Gary Distelhorst: As with every industry, our members are delaying new machinery purchases. The U.S. stone industry has significantly upgraded its technology in the past few years to improve efficiency and productivity. With the economic slowdown, our members seem comfortable using their existing machinery, or if planning to replace machinery are first investigating used equipment on the market (of which there is a huge amount). A spot survey of members suggests that about four in 10 have delayed all machinery purchases, and 85 percent have delayed at least some purchases.

Stonereport: When will the crisis end?
Gary Distelhorst: Our spot survey suggests that two out of three members believe the economy will improve next year. Obviously, a lot of our industry’s business depends on new-home construction. There are signs of improvement, but it’s too early to tell whether increased construction will be sustained. There is also the issue of a huge inventory of previously built, but unsold, new homes. In the future, newly constructed homes in the U.S. will be both more efficient and smaller.

Stonereport: What can machinery manufacturers do to help he industry?
Gary Distelhorst: Not surprisingly, nearly four out of 10 members we surveyed suggested that machinery manufacturers can help the industry by lowering costs of their equipment. But we thought it was interesting that 14 percent told us that machinery manufacturers could help the industry by providing financing for equipment purchases – and another 11 percent said machinery manufacturers should focus on making equipment more efficient.

Stonereport: What will the stone world look like after the crisis?
Gary Distelhorst: There will be somewhere in the neighborhood of 40% - 60% fewer fabrication shops, but those that remain will be more efficient and of generally higher quality, with generally higher business acumen. The industry should be stronger, but the “good old days” of 2005 and 2006 are gone forever, and natural stone fabricators will have to adjust by fabricating other materials, including engineered stone, etc. There will also be a growing commitment to customer choice and customer service.

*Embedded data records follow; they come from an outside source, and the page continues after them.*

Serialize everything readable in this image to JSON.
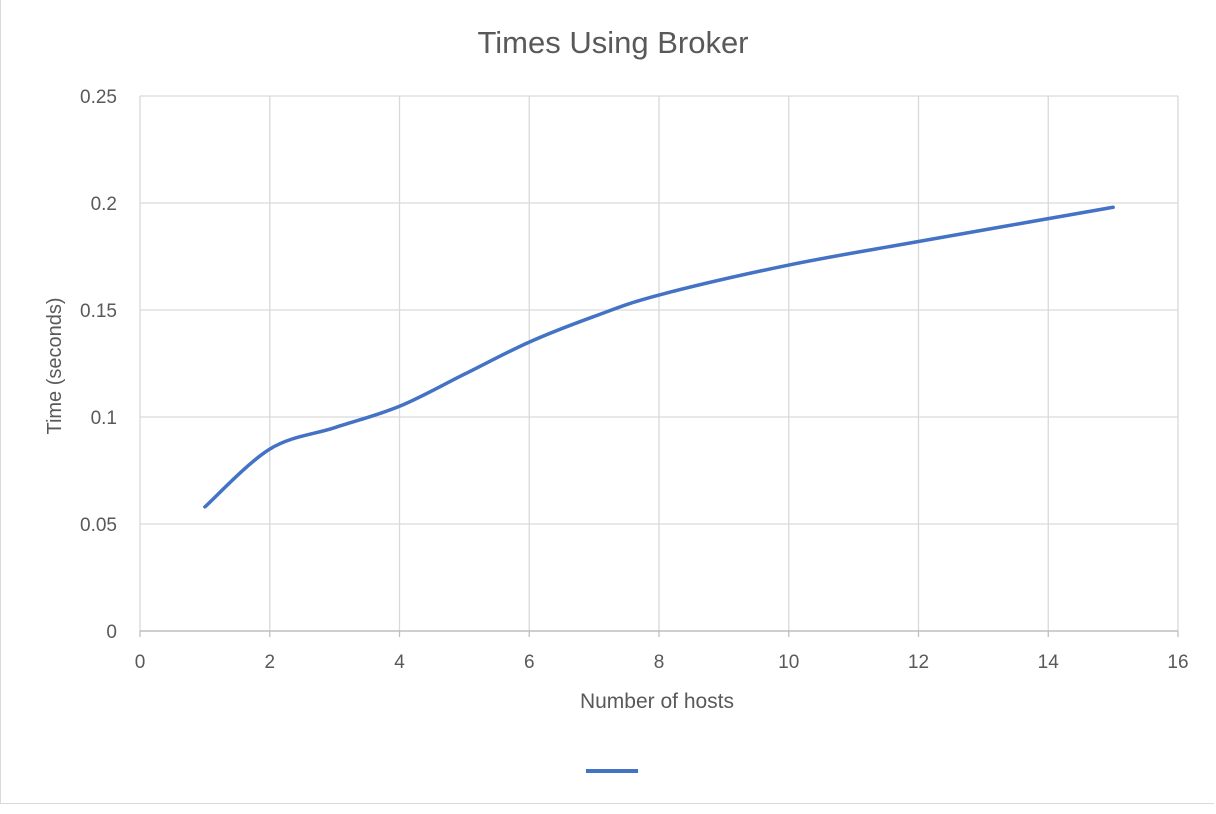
{
  "chart_data": {
    "type": "line",
    "title": "Times Using Broker",
    "xlabel": "Number of hosts",
    "ylabel": "Time (seconds)",
    "xlim": [
      0,
      16
    ],
    "ylim": [
      0,
      0.25
    ],
    "xticks": [
      "0",
      "2",
      "4",
      "6",
      "8",
      "10",
      "12",
      "14",
      "16"
    ],
    "yticks": [
      "0",
      "0.05",
      "0.1",
      "0.15",
      "0.2",
      "0.25"
    ],
    "grid": true,
    "smooth": true,
    "legend": "bottom",
    "series": [
      {
        "name": "",
        "color": "#4472c4",
        "x": [
          1,
          2,
          3,
          4,
          5,
          6,
          7,
          8,
          10,
          12,
          15
        ],
        "y": [
          0.058,
          0.085,
          0.095,
          0.105,
          0.12,
          0.135,
          0.147,
          0.157,
          0.171,
          0.182,
          0.198
        ]
      }
    ]
  }
}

Stonereport: How are the machinery manufacturers reacting to this change?
Gary Distelhorst: From the vantage point of the U.S. fabrication industry, it appears that the better machinery manufacturers are taking advantage of the downturn by improving machinery technology, offering better training, and are not flooding the market used heavy-handed sales tactics. Some U.S. manufacturers are aggressively trying to get the glut of used machinery out of the marketplace by actually trying to facilitate sales of such machinery.